Às margens do jornalismo sério

Por Lilian Reichert Coelho em 09/02/2010 na edição 576

Mais uma vez, a Rede Globo perdeu oportunidade de realizar jornalismo em profundidade, mostrando-se incapaz de contextualizar, humanizar e interpretar a (dura, e não idílica) realidade vivida pelas populações ribeirinhas da região amazônica. No programa Globo Repórter exibido no dia 22 de janeiro, a emissora preferiu espetacularizar e manter estereótipos historicamente cristalizados pelos discursos do poder sobre o ‘povo’ brasileiro. Com isso, apenas endossa o que teóricos da comunicação denominam ‘hipótese do reforço’. Isso significa que, ao invés de atuarem no sentido de problematizar questões relevantes, a fim de operar transformações, os meios de comunicação massivos tendem, sobremaneira, a seguir o caminho mais simples, apenas reforçando valores, comportamentos e ideias cujas crenças e performances já são dominantes no contexto social.

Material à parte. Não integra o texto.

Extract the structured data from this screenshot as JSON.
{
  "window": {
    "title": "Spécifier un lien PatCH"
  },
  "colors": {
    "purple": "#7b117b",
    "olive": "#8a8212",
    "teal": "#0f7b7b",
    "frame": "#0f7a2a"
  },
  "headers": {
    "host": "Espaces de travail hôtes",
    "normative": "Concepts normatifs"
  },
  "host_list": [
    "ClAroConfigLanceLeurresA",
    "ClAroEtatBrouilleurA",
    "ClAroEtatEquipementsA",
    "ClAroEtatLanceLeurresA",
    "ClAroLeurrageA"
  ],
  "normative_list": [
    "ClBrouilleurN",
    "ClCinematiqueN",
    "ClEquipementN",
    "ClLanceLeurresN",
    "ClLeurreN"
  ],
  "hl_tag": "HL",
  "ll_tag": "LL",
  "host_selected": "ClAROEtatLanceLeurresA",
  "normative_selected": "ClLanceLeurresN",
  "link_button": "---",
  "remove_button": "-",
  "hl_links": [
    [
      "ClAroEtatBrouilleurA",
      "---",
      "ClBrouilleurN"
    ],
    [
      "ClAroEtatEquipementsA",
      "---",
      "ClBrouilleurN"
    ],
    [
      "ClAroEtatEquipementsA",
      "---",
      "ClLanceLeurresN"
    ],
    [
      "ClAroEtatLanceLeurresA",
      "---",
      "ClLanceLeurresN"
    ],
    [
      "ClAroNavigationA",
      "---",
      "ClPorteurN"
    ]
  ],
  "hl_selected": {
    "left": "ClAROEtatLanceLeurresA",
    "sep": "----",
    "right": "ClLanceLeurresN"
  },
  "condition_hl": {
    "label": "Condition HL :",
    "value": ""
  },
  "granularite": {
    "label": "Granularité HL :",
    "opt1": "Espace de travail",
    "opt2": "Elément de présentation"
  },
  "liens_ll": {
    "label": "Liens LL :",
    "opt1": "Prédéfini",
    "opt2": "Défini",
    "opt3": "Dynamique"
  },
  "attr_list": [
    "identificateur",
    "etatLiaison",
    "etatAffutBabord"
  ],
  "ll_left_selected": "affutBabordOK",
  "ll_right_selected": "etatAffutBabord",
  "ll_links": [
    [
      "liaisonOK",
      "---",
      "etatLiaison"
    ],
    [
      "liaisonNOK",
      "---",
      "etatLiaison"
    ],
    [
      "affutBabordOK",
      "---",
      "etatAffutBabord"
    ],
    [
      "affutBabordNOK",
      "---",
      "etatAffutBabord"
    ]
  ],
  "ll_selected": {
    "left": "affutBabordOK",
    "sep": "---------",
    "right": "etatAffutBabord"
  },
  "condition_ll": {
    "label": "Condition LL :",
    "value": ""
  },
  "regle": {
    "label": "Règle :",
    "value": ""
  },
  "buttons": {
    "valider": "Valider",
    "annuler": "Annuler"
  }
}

Aproveitando-se da ingenuidade, da fé e da ignorância daqueles mantidos à margem da sociedade pelos governantes e pela própria sociedade brasileira que, indiferente, cerra os olhos para a existência famélica e resignada de grande parte da população, a referida emissora optou por perpetuar sempiternos enquadramentos, bem ao gosto da classe média.

Um deles refere-se aos pobres, que só vivem para se reproduzir incansavelmente, bestas ignaras sem domínio dos próprios instintos. Ao exibir um casal, diz a repórter: ‘As melancias do Antônio e da Mayara nasceram onde antes só se chegava remando. Com apenas três meses, Ibson já acompanhava os pais. E, pelo visto, logo-logo, vai ter mais gente na família: Antônio acha que a mulher está grávida. E assim, a vida dos ribeirinhos segue o curso do rio. Nascendo a cada estação.’

Uma certa imagem

Em um berçário de gaivotas, na seca, as aves fazem o ninho na praia que se forma. A homologia entre a vida natural e a vida humana é explícita; pretende-se poética, mas é bem rasteira, no padrão ‘Homer Simpson’ perseguido pela emissora, mas funciona no sentido pretendido, que é reiterar argumentos deterministas encaixados na leitura usual sobre os pobres urbanos. E também, pelo visto, aos espectadores do Globo Repórter, incapazes, coitados, de lidar com interpretações um pouco mais complexas da realidade.

Pior. Tudo isso, tanto a ignorância de uns quanto a de outros, foi acentuado pelo programa como algo natural, parte indomável da vida daqueles que ‘preferem’ viver junto ao rio, à natureza, qual povo edênico no ‘paraíso perdido’ dos rincões do Brasil que o Brasil do espectador do programa desconhece. E, se depender do Globo Repórter, vai continuar desconhecendo…

Por falar em ‘paraíso perdido’, evidentemente não foi gratuita a remissão que Euclides da Cunha fez a John Milton, pensando atribuir o mesmo título a um ‘segundo livro vingador’, neste caso, não sobre o sertão, mas sobre a Amazônia, após a expedição de 1905, viagem que o fez se encantar e se horrorizar com a vida dos seringueiros, em geral nordestinos migrantes escravizados.

No centenário da morte de Euclides da Cunha, o Estado de S.Paulo publicou um caderno especial sobre a Amazônia para cuja produção a equipe responsável, composta pelo repórter Daniel Piza e pelo fotógrafo Tiago Queiroz, refez o trajeto do diletante escritor, que resultou também no documentário homônimo ao projeto de Cunha, disponível aqui. Os textos que Euclides da Cunha não teve oportunidade de reunir em um único livro, consolidando seu sonho cidadão, estão disponíveis para download no site Domínio Público.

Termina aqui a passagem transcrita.